Research
Methodology
How we scanned 97,304 EU websites — sample source, scanner architecture, infrastructure, and limitations.
Scan Dataset
- Scan window: April 7–9, 2026
- URLs submitted: 114,748
- Successful scans: 97,304 (84.8%)
- Failed scans: 17,444 (site unreachable, TLS errors, timeouts)
- EU countries covered: 25 (all EU member states with ccTLD presence in Tranco)
Sample Source
- Domain list: Tranco Top 1M (research-grade domain ranking, snapshot L7684)
- Selection method: Filtered by 25 EU country-code TLDs, round-robin by country to prevent large-market bias
- Country distribution: Germany 22,696 / France 8,463 / Netherlands 8,752 / Italy 8,598 / Poland 7,881 / Spain 4,735 + 19 other EU countries (full breakdown in the report)
Scanner
- Engine: Go-based scanner using headless Chromium via Chrome DevTools Protocol (CDP)
- Browser: Chromium (headless, sandboxed, clean profile per scan)
- Viewport: Desktop 1920×1080
- Scan location: Hetzner Cloud, Falkenstein, Germany (EU)
- CMP detection: 45 consent management platforms recognized via script signatures, DOM selectors, and JavaScript API probing
- Selector version: 2026-04-06-v23
Infrastructure
- App server: Hetzner CX-class VPS (web application, PostgreSQL, Redis)
- Worker servers: 2 Hetzner VPS instances (15 concurrent scan slots total)
- DNS cache: Local Unbound resolver with periodic pre-warming
- Total runtime: ~60 hours for the full corpus
What Each Scan Measures
Limitations
- Desktop only.

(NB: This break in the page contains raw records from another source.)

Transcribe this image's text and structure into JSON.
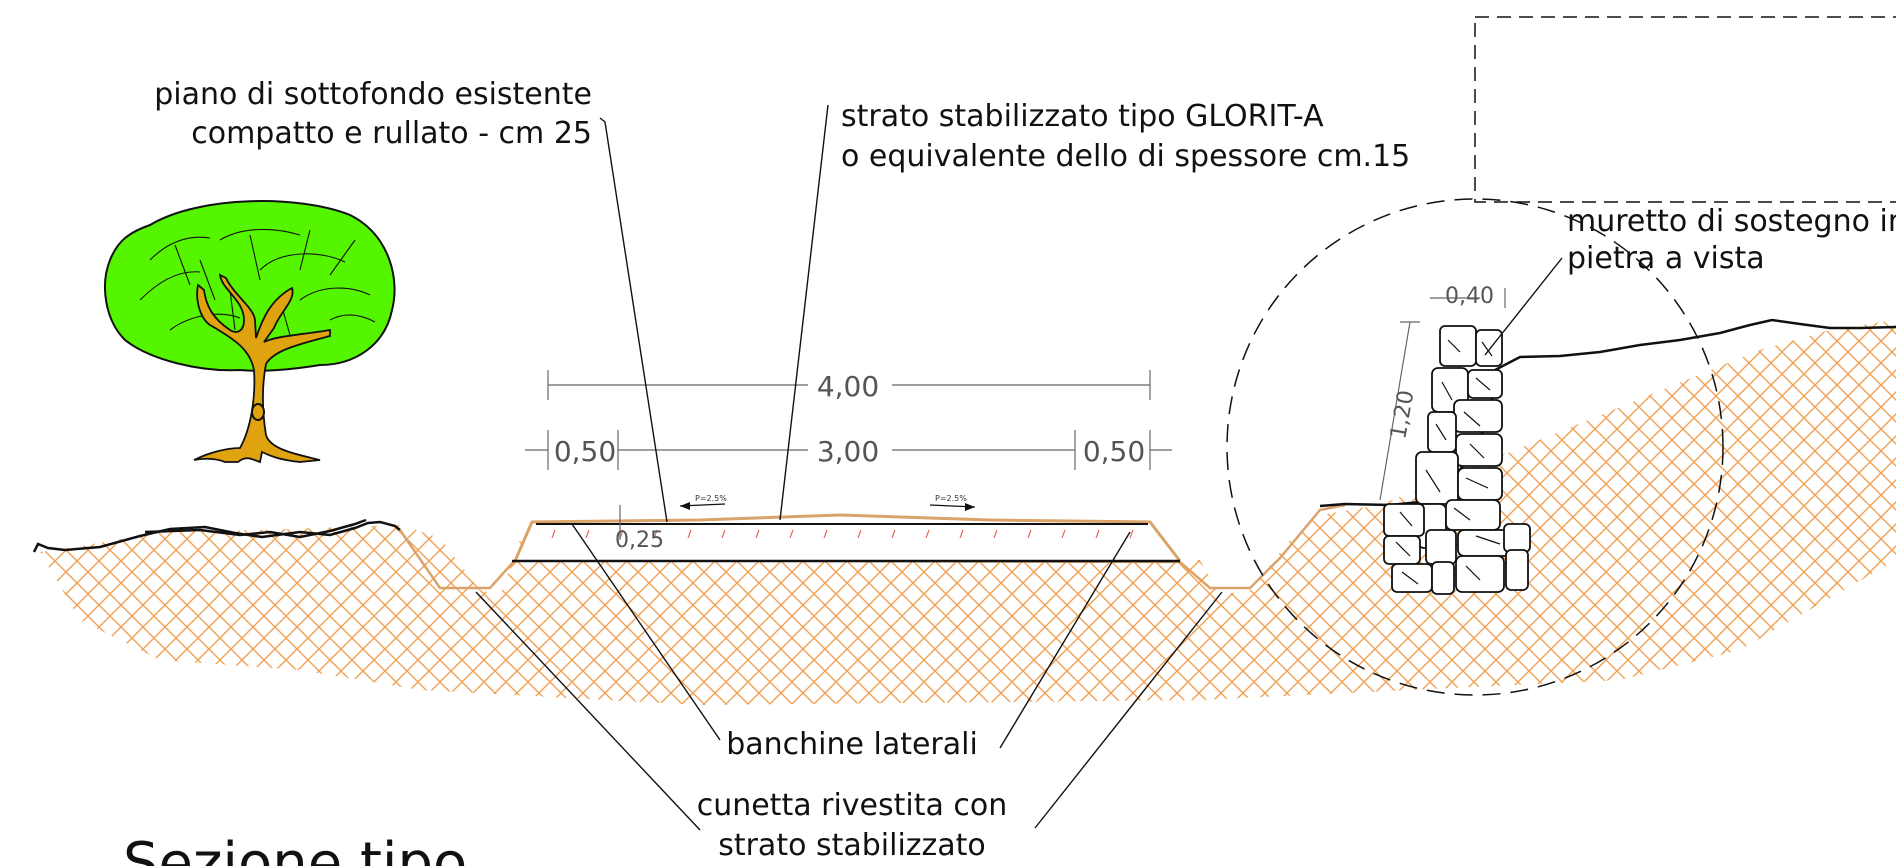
{
  "title": "Sezione tipo",
  "labels": {
    "piano_line1": "piano di sottofondo esistente",
    "piano_line2": "compatto e rullato - cm 25",
    "strato_line1": "strato stabilizzato tipo GLORIT-A",
    "strato_line2": "o equivalente dello di spessore cm.15",
    "muretto_line1": "muretto di sostegno in",
    "muretto_line2": "pietra a vista",
    "banchine": "banchine laterali",
    "cunetta_line1": "cunetta rivestita con",
    "cunetta_line2": "strato stabilizzato"
  },
  "dimensions": {
    "total_width": "4,00",
    "left_shoulder": "0,50",
    "carriageway": "3,00",
    "right_shoulder": "0,50",
    "layer_thickness": "0,25",
    "wall_width": "0,40",
    "wall_height": "1,20"
  },
  "slopes": {
    "left": "P=2.5%",
    "right": "P=2.5%"
  },
  "colors": {
    "hatch": "#f0a050",
    "surface_line": "#d9a36a",
    "tree_canopy": "#55f500",
    "tree_trunk": "#dea30e",
    "ink": "#111111",
    "dimension": "#666666"
  }
}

Mobile viewport behavior may differ.
- Single scan location. Geo-targeted consent banners may behave differently from non-EU locations.
- Point-in-time observation. Websites change after scanning. Results represent the state during the scan window.
- Bot detection. Some sites detect automated browsers and may alter behavior (we detect and report this when identified).
- CMP coverage. 45 CMPs recognized; sites using unrecognized or custom consent solutions fall back to generic heuristic detection.
- No legal interpretation. Risk scores are technical indicators, not legal compliance determinations.
Data Access
- Aggregate statistics are published in our blog posts and research report.
- Individual domain classifications are not published. Site operators can request their scan result by running a free scan or contacting us.
- Correction requests: If you believe your site's classification is incorrect, run a new scan or contact [email protected].
Reproducibility
The scanner is proprietary software. The aggregate dataset is provided for verification of published statistics. The Tranco domain list used is publicly available at tranco-list.eu.